Use the chart to support the metric, not replace it. The final NPS number is compact, while the response distribution explains what changed. For more charting options, see Matplotlib pie chart and the broader Python data visualization guide.

Report NPS responsibly

When reporting NPS, include the response count, date range, and segment definition. A score from 20 responses should not be treated the same as a score from thousands of responses, and trends are usually more useful than a single isolated number.

NPS also should not be the only customer metric in a report. Pair it with response comments, support themes, retention metrics, or follow-up survey answers. Python can calculate the score quickly, but the business decision still depends on context.
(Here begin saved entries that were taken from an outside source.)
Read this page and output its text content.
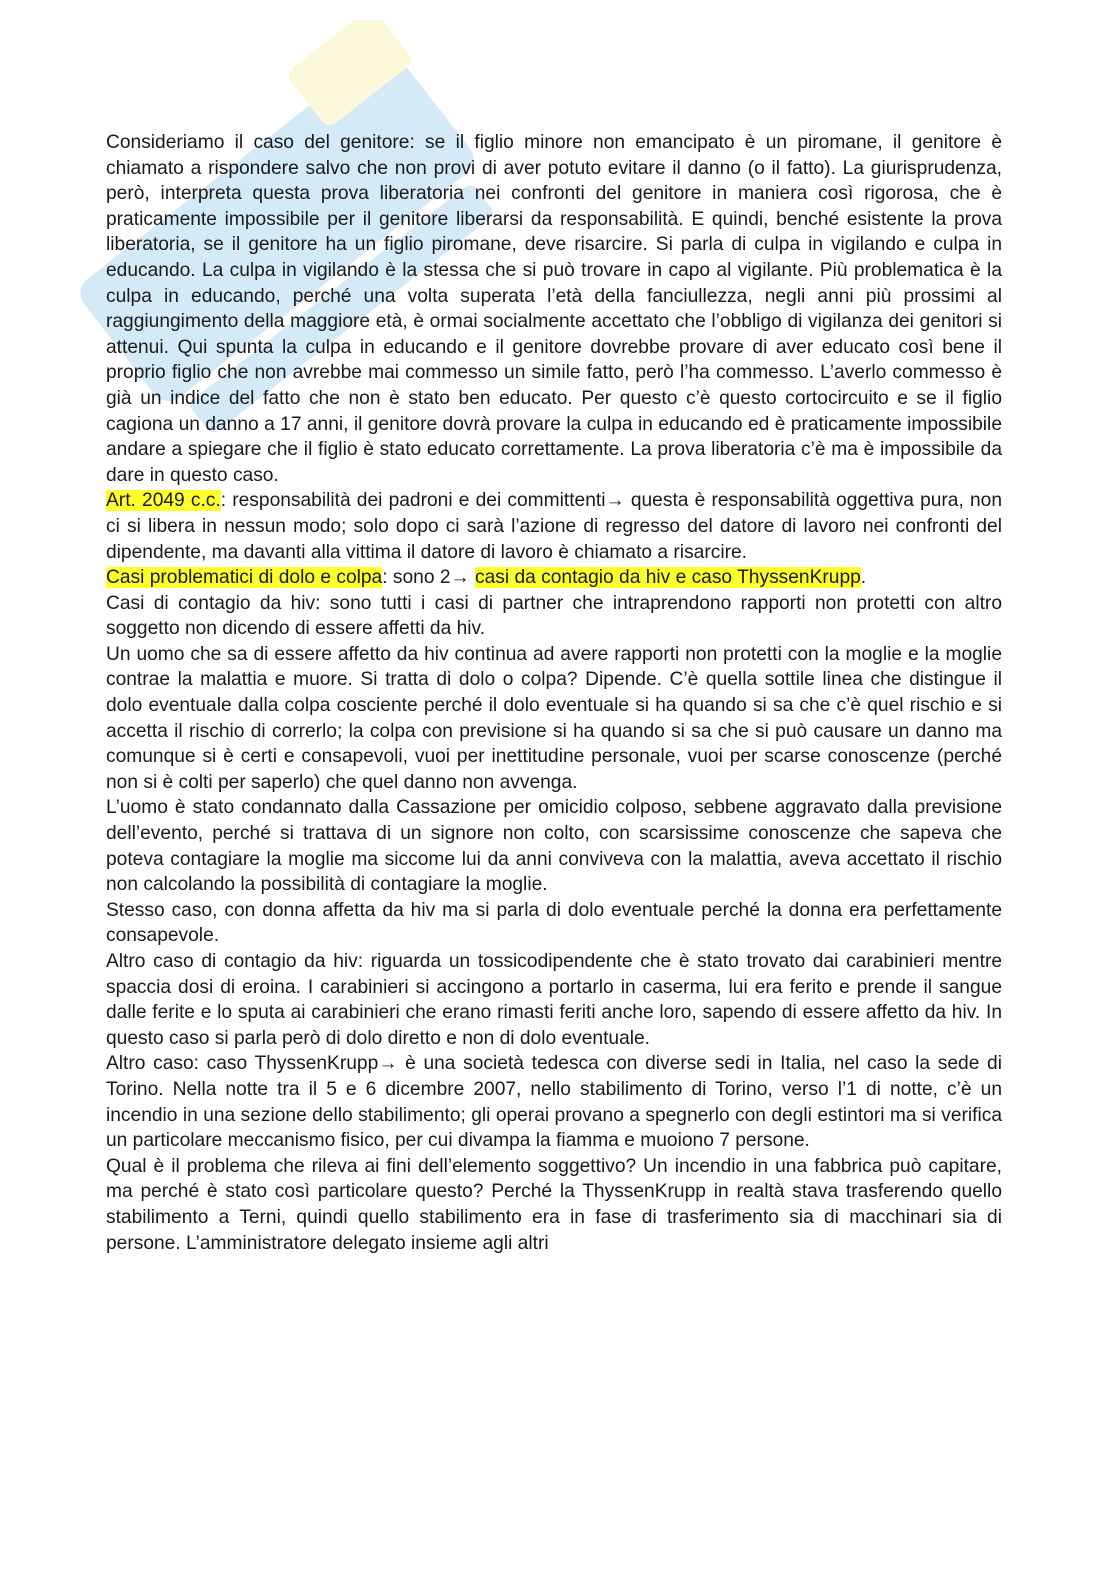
Consideriamo il caso del genitore: se il figlio minore non emancipato è un piromane, il genitore è chiamato a rispondere salvo che non provi di aver potuto evitare il danno (o il fatto). La giurisprudenza, però, interpreta questa prova liberatoria nei confronti del genitore in maniera così rigorosa, che è praticamente impossibile per il genitore liberarsi da responsabilità. E quindi, benché esistente la prova liberatoria, se il genitore ha un figlio piromane, deve risarcire. Si parla di culpa in vigilando e culpa in educando. La culpa in vigilando è la stessa che si può trovare in capo al vigilante. Più problematica è la culpa in educando, perché una volta superata l’età della fanciullezza, negli anni più prossimi al raggiungimento della maggiore età, è ormai socialmente accettato che l’obbligo di vigilanza dei genitori si attenui. Qui spunta la culpa in educando e il genitore dovrebbe provare di aver educato così bene il proprio figlio che non avrebbe mai commesso un simile fatto, però l’ha commesso. L’averlo commesso è già un indice del fatto che non è stato ben educato. Per questo c’è questo cortocircuito e se il figlio cagiona un danno a 17 anni, il genitore dovrà provare la culpa in educando ed è praticamente impossibile andare a spiegare che il figlio è stato educato correttamente. La prova liberatoria c’è ma è impossibile da dare in questo caso.

Art. 2049 c.c.: responsabilità dei padroni e dei committenti→ questa è responsabilità oggettiva pura, non ci si libera in nessun modo; solo dopo ci sarà l’azione di regresso del datore di lavoro nei confronti del dipendente, ma davanti alla vittima il datore di lavoro è chiamato a risarcire.

Casi problematici di dolo e colpa: sono 2→ casi da contagio da hiv e caso ThyssenKrupp.

Casi di contagio da hiv: sono tutti i casi di partner che intraprendono rapporti non protetti con altro soggetto non dicendo di essere affetti da hiv.

Un uomo che sa di essere affetto da hiv continua ad avere rapporti non protetti con la moglie e la moglie contrae la malattia e muore. Si tratta di dolo o colpa? Dipende. C’è quella sottile linea che distingue il dolo eventuale dalla colpa cosciente perché il dolo eventuale si ha quando si sa che c’è quel rischio e si accetta il rischio di correrlo; la colpa con previsione si ha quando si sa che si può causare un danno ma comunque si è certi e consapevoli, vuoi per inettitudine personale, vuoi per scarse conoscenze (perché non si è colti per saperlo) che quel danno non avvenga.

L’uomo è stato condannato dalla Cassazione per omicidio colposo, sebbene aggravato dalla previsione dell’evento, perché si trattava di un signore non colto, con scarsissime conoscenze che sapeva che poteva contagiare la moglie ma siccome lui da anni conviveva con la malattia, aveva accettato il rischio non calcolando la possibilità di contagiare la moglie.

Stesso caso, con donna affetta da hiv ma si parla di dolo eventuale perché la donna era perfettamente consapevole.

Altro caso di contagio da hiv: riguarda un tossicodipendente che è stato trovato dai carabinieri mentre spaccia dosi di eroina. I carabinieri si accingono a portarlo in caserma, lui era ferito e prende il sangue dalle ferite e lo sputa ai carabinieri che erano rimasti feriti anche loro, sapendo di essere affetto da hiv. In questo caso si parla però di dolo diretto e non di dolo eventuale.

Altro caso: caso ThyssenKrupp→ è una società tedesca con diverse sedi in Italia, nel caso la sede di Torino. Nella notte tra il 5 e 6 dicembre 2007, nello stabilimento di Torino, verso l’1 di notte, c’è un incendio in una sezione dello stabilimento; gli operai provano a spegnerlo con degli estintori ma si verifica un particolare meccanismo fisico, per cui divampa la fiamma e muoiono 7 persone.

Qual è il problema che rileva ai fini dell’elemento soggettivo? Un incendio in una fabbrica può capitare, ma perché è stato così particolare questo? Perché la ThyssenKrupp in realtà stava trasferendo quello stabilimento a Terni, quindi quello stabilimento era in fase di trasferimento sia di macchinari sia di persone. L’amministratore delegato insieme agli altri
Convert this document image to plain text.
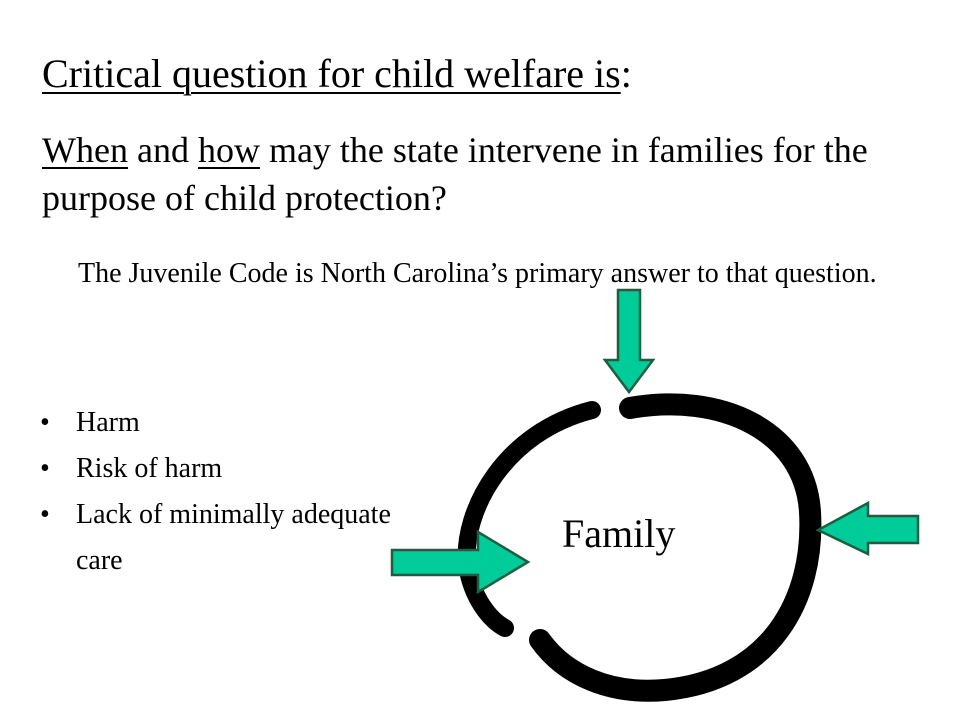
Critical question for child welfare is:
When and how may the state intervene in families for the purpose of child protection?
The Juvenile Code is North Carolina’s primary answer to that question.
• Harm
• Risk of harm
• Lack of minimally adequate care
Family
Python Pool infographic mapping promoter percent minus detractor percent to a Net Promoter Score
NPS formula: Promoter percent minus detractor percent to a Net Promoter Score.

Classify The Responses

Use the standard buckets: detractors are 0 through 6, passives are 7 or 8, and promoters are 9 or 10. Reject values outside zero through ten rather than silently assigning them.

Use The Valid Denominator

NPS is calculated from valid responses. Missing, malformed, or out-of-range answers should be excluded according to a documented rule, and the report should show how many responses remained.

Report Percentage Points

A score of 25 means promoters exceed detractors by 25 percentage points; it is not the percentage of respondents who are promoters. Keep the range and rounding policy visible.
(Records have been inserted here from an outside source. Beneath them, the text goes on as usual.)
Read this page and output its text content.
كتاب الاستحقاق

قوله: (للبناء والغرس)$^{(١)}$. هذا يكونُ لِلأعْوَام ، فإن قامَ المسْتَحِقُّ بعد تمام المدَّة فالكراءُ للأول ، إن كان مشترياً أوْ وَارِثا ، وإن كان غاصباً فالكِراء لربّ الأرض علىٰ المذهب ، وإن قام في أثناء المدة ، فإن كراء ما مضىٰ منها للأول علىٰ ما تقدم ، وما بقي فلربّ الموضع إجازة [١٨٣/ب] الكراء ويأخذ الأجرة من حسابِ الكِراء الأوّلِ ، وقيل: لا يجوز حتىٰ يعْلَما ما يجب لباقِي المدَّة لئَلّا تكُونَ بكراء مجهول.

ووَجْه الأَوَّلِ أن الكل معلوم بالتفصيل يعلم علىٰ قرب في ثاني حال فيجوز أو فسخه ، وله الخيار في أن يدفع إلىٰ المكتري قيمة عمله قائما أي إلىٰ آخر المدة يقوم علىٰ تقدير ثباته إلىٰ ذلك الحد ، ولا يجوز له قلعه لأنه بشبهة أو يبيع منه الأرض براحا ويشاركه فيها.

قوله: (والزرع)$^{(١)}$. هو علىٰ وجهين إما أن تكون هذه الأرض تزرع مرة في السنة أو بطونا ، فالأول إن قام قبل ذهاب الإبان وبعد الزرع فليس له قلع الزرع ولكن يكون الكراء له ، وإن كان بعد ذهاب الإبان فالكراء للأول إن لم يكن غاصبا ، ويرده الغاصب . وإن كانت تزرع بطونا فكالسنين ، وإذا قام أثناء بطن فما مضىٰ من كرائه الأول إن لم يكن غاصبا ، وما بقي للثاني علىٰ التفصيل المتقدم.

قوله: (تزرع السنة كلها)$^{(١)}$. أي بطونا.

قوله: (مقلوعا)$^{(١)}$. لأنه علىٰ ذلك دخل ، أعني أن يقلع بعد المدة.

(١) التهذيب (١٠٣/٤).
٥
Python Pool infographic testing empty responses, rounding, missing values, filters, and reporting
NPS checks: Empty responses, rounding, missing values, filters, and reporting.

Preserve Segments Carefully

If NPS is reported by month, product, or customer group, apply the same classification and missing-data policy to every segment. Small samples can produce unstable scores even when the arithmetic is correct.

Test Boundary Scores

Test 0, 6, 7, 8, 9, and 10 explicitly, along with an empty valid set and invalid inputs. These boundaries catch off-by-one errors that can materially change a report.
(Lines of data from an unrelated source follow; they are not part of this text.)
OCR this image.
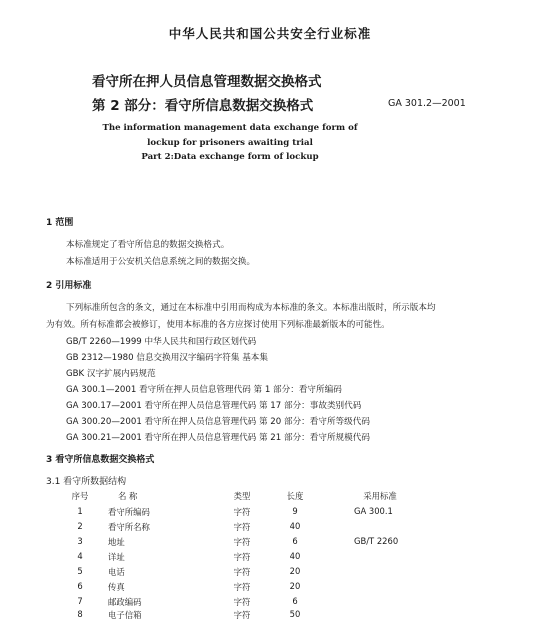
中华人民共和国公共安全行业标准
看守所在押人员信息管理数据交换格式
第 2 部分：看守所信息数据交换格式	GA 301.2—2001
The information management data exchange form of
lockup for prisoners awaiting trial
Part 2:Data exchange form of lockup
1 范围
本标准规定了看守所信息的数据交换格式。
本标准适用于公安机关信息系统之间的数据交换。
2 引用标准
下列标准所包含的条文，通过在本标准中引用而构成为本标准的条文。本标准出版时，所示版本均
为有效。所有标准都会被修订，使用本标准的各方应探讨使用下列标准最新版本的可能性。
GB/T 2260—1999 中华人民共和国行政区划代码
GB 2312—1980 信息交换用汉字编码字符集 基本集
GBK 汉字扩展内码规范
GA 300.1—2001 看守所在押人员信息管理代码 第 1 部分：看守所编码
GA 300.17—2001 看守所在押人员信息管理代码 第 17 部分：事故类别代码
GA 300.20—2001 看守所在押人员信息管理代码 第 20 部分：看守所等级代码
GA 300.21—2001 看守所在押人员信息管理代码 第 21 部分：看守所规模代码
3 看守所信息数据交换格式
3.1 看守所数据结构
序号	名 称	类型	长度	采用标准
1	看守所编码	字符	9	GA 300.1
2	看守所名称	字符	40
3	地址	字符	6	GB/T 2260
4	详址	字符	40
5	电话	字符	20
6	传真	字符	20
7	邮政编码	字符	6
8	电子信箱	字符	50
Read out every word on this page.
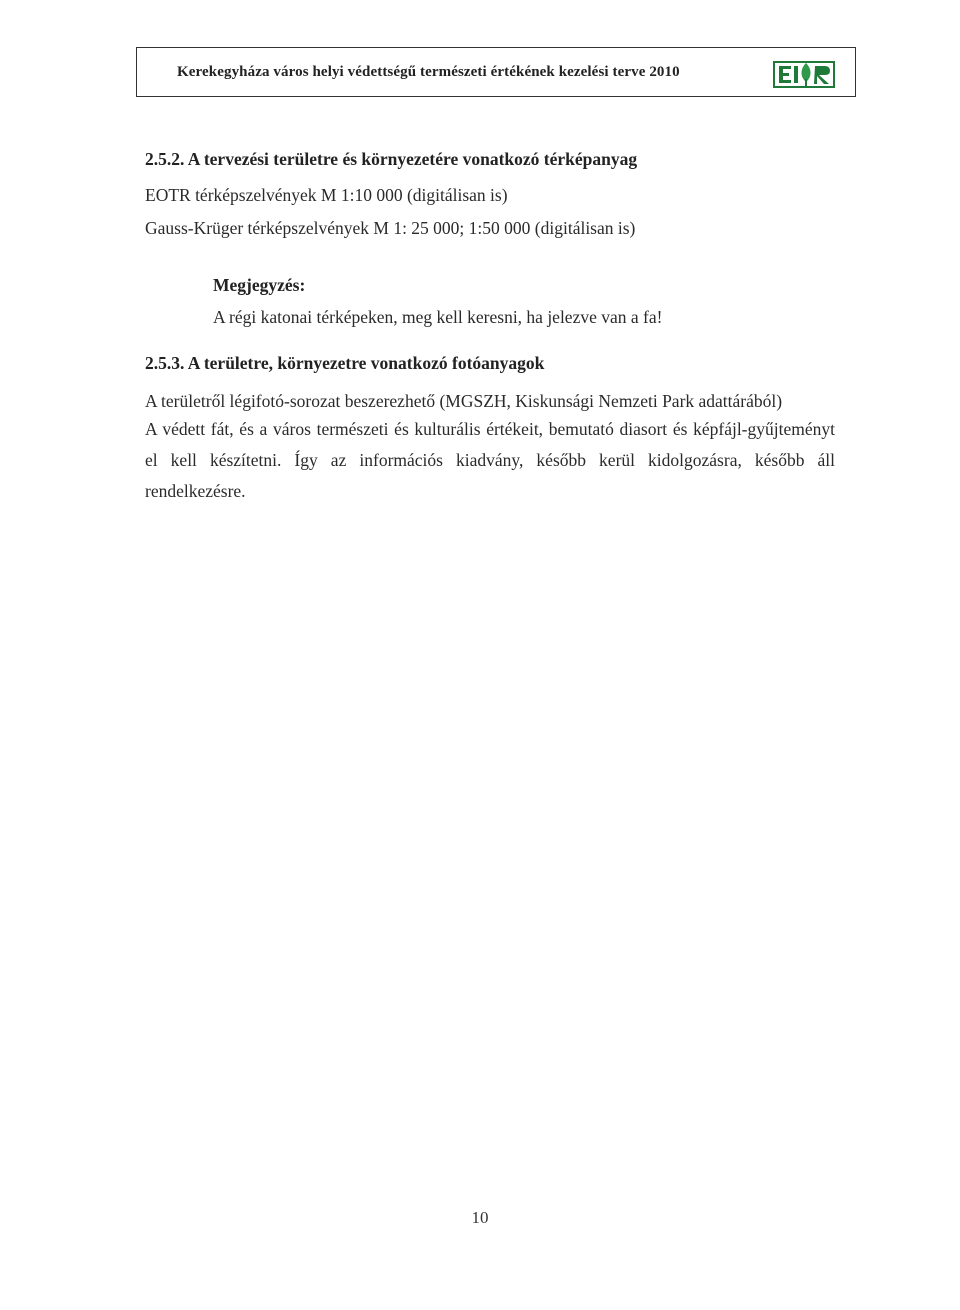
Kerekegyháza város helyi védettségű természeti értékének kezelési terve 2010
2.5.2. A tervezési területre és környezetére vonatkozó térképanyag
EOTR térképszelvények M 1:10 000 (digitálisan is)
Gauss-Krüger térképszelvények M 1: 25 000; 1:50 000 (digitálisan is)
Megjegyzés:
A régi katonai térképeken, meg kell keresni, ha jelezve van a fa!
2.5.3. A területre, környezetre vonatkozó fotóanyagok
A területről légifotó-sorozat beszerezhető (MGSZH, Kiskunsági Nemzeti Park adattárából)
A védett fát, és a város természeti és kulturális értékeit, bemutató diasort és képfájl-gyűjteményt el kell készítetni. Így az információs kiadvány, később kerül kidolgozásra, később áll rendelkezésre.
10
The bucket definitions follow the Net Promoter System methodology. Related references include statistics, data filtering, and boundary tests.

For related measurement workflows, compare variance, data filtering, and boundary tests when reporting NPS segments.

For the authoritative API and current behavior, consult the Python statistics documentation.

Frequently Asked Questions

How is NPS calculated?

NPS equals the percentage of promoters scoring 9 or 10 minus the percentage of detractors scoring 0 through 6.

Where do passives go in NPS?

Passives scoring 7 or 8 are not added to either group, but their responses remain in the denominator.

Can NPS range from negative to positive?

Yes. The usual range is -100 to 100, expressed in percentage points rather than a percentage of one group.

How should missing NPS responses be handled?

Exclude missing or invalid responses from the valid-response denominator and report the response count and rule.